Candido
La strana coppia
càn-di-do
Significato Di colore bianco e luminoso, lucente; innocente, sincero
Etimologia voce dotta recuperata dal latino candidus ‘bianco splendente’, derivato si candère ‘splendere, brillare’.
Parola pubblicata il 13 Aprile 2021
La strana coppia - con Salvatore Congiu
Parole sorelle, che dalla stessa origine fioriscono in lingue diverse, possono prendere le pieghe di significato più impensate. Con Salvatore Congiu, insegnante e poliglotta, un martedì su due vedremo una di queste strane coppie, in cui la parola italiana si confronterà con la sorella inglese, francese, spagnola o tedesca.
L’abito non fa il monaco, ma può farcelo assomigliare moltissimo. Ne era ben consapevole chi ambiva a farsi eleggere nell’antica Roma, luogo di corruzione politica pari almeno a quella odierna: oltre ad essere colpito dal ben noto, repentino accesso di socievolezza e cordialità, invece dell’attuale giaccaecravatta indossava la toga candida – cioè una toga come le altre, solo molto più bianca, bianco-che-più-bianco-non-si-può. Tale fulgore era ottenuto dai candidati mediante l’applicazione di una specie di appretto a base di gesso; perciò erano detti appunto candidati, cioè ‘imbiancati’: candidatus deriva da candidus ‘bianco splendente’, a sua volta dal verbo candère ‘splendere, brillare’ (da cui anche candela, accendere, incendio e incandescenza). Non a caso, candidi erano definiti anzitutto gli astri, o la neve. Ma un tale concetto, si capisce, esigeva a gran voce un uso metaforico. Ecco quindi che candidus equivale anche a radioso, felice, limpido, onesto. Cosa si può volere di più da un candidato e dalla vita – a parte il noto amaro? Sì, alla fine arriverà anche quello.
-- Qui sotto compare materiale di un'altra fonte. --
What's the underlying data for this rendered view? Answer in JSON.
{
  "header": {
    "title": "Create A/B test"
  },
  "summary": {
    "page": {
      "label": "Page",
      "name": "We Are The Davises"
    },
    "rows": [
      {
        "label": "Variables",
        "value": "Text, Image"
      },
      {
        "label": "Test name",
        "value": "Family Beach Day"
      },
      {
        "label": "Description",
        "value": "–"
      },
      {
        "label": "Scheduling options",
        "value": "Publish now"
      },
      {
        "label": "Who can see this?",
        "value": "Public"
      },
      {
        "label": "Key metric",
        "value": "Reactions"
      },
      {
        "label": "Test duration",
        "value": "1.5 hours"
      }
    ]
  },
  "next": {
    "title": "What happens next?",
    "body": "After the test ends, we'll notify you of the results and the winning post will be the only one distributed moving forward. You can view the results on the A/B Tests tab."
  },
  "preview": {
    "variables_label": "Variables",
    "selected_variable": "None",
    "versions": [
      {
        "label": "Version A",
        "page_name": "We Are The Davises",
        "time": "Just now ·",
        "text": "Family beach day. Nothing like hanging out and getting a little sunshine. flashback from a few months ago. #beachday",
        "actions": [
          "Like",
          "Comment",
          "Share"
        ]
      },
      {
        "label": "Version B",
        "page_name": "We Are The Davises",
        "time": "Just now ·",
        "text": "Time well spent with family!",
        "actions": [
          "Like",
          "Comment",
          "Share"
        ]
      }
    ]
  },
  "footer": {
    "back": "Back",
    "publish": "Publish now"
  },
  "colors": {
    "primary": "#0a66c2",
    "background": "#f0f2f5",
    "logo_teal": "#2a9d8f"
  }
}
In italiano l’uso proprio, non figurato di candido è ancora abbastanza vivo – complice anche la candeggina, con la quale rendiamo candide le lenzuola – a differenza dell’inglese candid, del francese candide e dello spagnolo cándido, ormai usati in senso esclusivamente metaforico seppure, a ben guardare, niente affatto univoco. In inglese, il biancore del candidus ha preso la strada della limpidezza e quindi dell’onestà, della franchezza, dell’assenza di mascheramento della realtà: a candid talk è una conversazione franca, senza peli sulla lingua, così come a candid question è una domanda diretta, esplicita, senza giri di parole. Il candour inglese, insomma, è essenzialmente schiettezza, come appare chiaro anche nella candid camera, che ci restituisce un comportamento genuino, non inficiato dalla consapevolezza di essere filmati (a candid photograph è una foto naturale, spontanea, senza pose).
Ben diverso il significato in francese. Quando il filosofo illuminista Voltaire, allo scopo di farsi beffe dell’ottimismo leibniziano, intitola Candide il romanzo in cui l’eroe eponimo – accompagnato dal precettore insegnante di metafisico-teologo-cosmologo-scemologia Pangloss – cade vittima d’infinite peripezie e disavventure, è perché nel termine francese il candore e la schiettezza del candidus si sono volti in semplicità, ingenuità, che a loro volta trapassano facilmente in credulità e semplicioneria. Lo stesso è avvenuto nello spagnolo cándido e, essenzialmente, anche nella voce italiana, il cui senso prevalente è sì quello di ‘innocente’, ma di un’innocenza che si tinge volentieri di ingenuità – e quest’ultima, non a caso, ha assunto un senso assai poco elogiativo, passando dall’originaria libertà e nobiltà d’animo alla semplicioneria, dall’inclinazione al bene alla dabbenaggine.
È assai significativo il restringimento odierno dell’uso di candido: a parte come attributo di neve, lenzuola e tovaglie, in riferimento alle persone lo adoperiamo ormai quasi solo nella formula confessare candidamente qualcosa, che in realtà sottende spesso incredulità e ironia, se non sarcasmo. Il candore e l’ingenuità li ammettiamo e li consideriamo una virtù solo nei bambini. Più in là, diamo per scontato che la vita debba rendere ognuno callido, incallito dall’esperienza, capace di “non farsi fregare” e magari pronto a fregare per primo (la miglior difesa, come si dice in tutti i bar, è l’attacco). Salvo poi, a furia di furbizia levantina che diffida di tutto e tutti, finire col credere alle cose più stupide del mondo. L’harakiri dell’Illuminismo è servito, monsieur Voltaire.